Derby

Smith of Derby clock engineers' race against time

  • 27 October 2013
  • From the section Derby
Clock tower at St Paul's Cathedral
Engineers will travel from St Paul's Cathedral to Newcastle Cathedral as part of their task to change 80 clocks across England and Wales
Derby Cathedral
Derby Cathedral is one of the stops on the engineers' journey which will start on Sunday and finish on Wednesday
Astronomical clock at Leicester University
The team will also manually change the astronomical clock at the University of Leicester

With the clocks going back this weekend most people will be looking forward to an extra hour in bed.

But a team of specialist engineers, from Derby, will be working flat out to turn back time on 80 clocks across England and Wales.

Specialist clockmakers Smith of Derby will be changing the times of clocks on famous landmarks, including St Paul's Cathedral in London.

A total of 18 field engineers were beginning the mammoth task on Sunday morning and are expected to finish on Wednesday.

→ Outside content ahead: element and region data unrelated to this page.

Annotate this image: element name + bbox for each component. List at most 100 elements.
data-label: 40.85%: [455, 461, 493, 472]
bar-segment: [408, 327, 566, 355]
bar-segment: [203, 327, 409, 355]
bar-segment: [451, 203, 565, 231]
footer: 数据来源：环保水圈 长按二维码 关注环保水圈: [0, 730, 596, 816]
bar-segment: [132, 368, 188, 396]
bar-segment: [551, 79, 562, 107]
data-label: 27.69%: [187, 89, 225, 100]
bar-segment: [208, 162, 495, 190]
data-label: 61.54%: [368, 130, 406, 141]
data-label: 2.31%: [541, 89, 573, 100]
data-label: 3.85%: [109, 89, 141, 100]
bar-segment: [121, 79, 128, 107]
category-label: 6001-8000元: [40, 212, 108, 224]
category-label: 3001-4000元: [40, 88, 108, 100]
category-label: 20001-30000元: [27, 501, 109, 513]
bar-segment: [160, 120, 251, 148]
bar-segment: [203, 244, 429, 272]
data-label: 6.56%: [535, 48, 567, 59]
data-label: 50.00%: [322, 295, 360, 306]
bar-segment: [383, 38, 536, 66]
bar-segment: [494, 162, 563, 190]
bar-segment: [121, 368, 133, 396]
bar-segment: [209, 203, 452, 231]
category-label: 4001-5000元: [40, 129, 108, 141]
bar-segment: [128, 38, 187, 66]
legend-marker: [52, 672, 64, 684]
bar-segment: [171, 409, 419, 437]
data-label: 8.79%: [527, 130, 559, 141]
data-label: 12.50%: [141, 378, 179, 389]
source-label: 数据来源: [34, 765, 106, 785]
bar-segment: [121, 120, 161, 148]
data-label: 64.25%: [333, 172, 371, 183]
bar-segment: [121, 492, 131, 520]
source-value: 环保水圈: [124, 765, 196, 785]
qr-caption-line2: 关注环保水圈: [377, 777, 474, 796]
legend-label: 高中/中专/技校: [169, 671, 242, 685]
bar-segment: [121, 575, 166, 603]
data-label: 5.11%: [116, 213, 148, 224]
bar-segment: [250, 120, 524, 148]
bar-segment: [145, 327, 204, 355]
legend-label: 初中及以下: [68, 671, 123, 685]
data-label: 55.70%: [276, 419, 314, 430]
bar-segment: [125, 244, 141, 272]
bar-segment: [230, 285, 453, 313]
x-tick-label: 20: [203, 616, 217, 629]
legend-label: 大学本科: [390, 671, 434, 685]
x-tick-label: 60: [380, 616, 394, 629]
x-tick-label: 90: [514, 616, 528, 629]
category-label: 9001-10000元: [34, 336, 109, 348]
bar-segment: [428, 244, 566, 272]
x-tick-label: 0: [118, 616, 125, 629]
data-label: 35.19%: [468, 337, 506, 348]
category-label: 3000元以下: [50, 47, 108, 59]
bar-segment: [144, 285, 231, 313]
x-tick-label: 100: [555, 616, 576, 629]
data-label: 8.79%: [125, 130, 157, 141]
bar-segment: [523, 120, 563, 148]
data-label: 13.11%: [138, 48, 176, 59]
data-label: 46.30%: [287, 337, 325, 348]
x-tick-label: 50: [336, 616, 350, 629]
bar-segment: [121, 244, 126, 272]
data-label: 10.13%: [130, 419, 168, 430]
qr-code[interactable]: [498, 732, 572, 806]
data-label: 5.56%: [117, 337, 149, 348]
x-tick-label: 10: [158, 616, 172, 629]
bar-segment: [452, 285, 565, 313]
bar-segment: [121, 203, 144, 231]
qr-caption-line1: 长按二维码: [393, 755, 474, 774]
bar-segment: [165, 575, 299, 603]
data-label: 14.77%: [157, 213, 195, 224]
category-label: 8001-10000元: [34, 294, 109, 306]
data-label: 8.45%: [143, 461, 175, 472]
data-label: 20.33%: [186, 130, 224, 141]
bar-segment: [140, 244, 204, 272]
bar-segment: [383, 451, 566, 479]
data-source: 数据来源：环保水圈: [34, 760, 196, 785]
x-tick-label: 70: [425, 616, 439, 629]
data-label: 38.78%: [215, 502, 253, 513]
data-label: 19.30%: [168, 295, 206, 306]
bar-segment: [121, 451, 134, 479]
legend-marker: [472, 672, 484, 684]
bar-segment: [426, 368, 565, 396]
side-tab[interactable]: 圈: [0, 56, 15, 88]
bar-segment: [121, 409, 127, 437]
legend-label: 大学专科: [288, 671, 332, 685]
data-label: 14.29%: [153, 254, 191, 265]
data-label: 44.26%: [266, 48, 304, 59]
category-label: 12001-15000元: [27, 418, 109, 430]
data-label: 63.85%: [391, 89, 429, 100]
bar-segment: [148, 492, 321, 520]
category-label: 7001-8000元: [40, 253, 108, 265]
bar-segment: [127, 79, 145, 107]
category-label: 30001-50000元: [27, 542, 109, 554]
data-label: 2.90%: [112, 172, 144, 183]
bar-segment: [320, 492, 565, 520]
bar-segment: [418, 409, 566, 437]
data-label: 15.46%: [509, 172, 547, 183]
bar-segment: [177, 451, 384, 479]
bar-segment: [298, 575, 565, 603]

The majority of the time pieces are public or church clocks, including those on Newcastle Cathedral and on Nottingham's Victoria Shopping Centre.

Bob Betts, the firm's managing director, said the team can get the job done relatively quickly.

He said: "It is difficult to do it [turn back clocks] at a predetermined time and all at the same time, so we work very closely with the town halls and the parish councils to find out when is best to do it for them and get everyone alerted to that.

Leicester Square's musical clock features 27 bells

'I'm sure there'll be people saying: 'Is that the right time or is that the wrong time?' But we get there."

He said some of the clocks were hard to get to.

"The nature of a public clock is that it's usually in a tower, so our guys will have to climb up those 150 or so steps.

"Some have difficult access and will need scissor lifts or scaffolding and so on.

"We take it very seriously the up keep of our horology for the country," Mr Betts said.

He said the engineers would mostly not be pulling back clock hands but altering them from a mechanism usually at the side of a clock tower.

The 80 clocks need to be changed manually but most of the 4,750 clocks that the firm is responsible for servicing will update automatically, including the Swiss glockenspiel clock in London's Leicester Square.

Customers of the firm include the Queen of Tonga, who commissioned the firm to build her what it says is the "most remote clock in the world".

It has also built what it claims is one of the largest mechanical clocks for a time-themed attraction in the city of Ganzhou in China.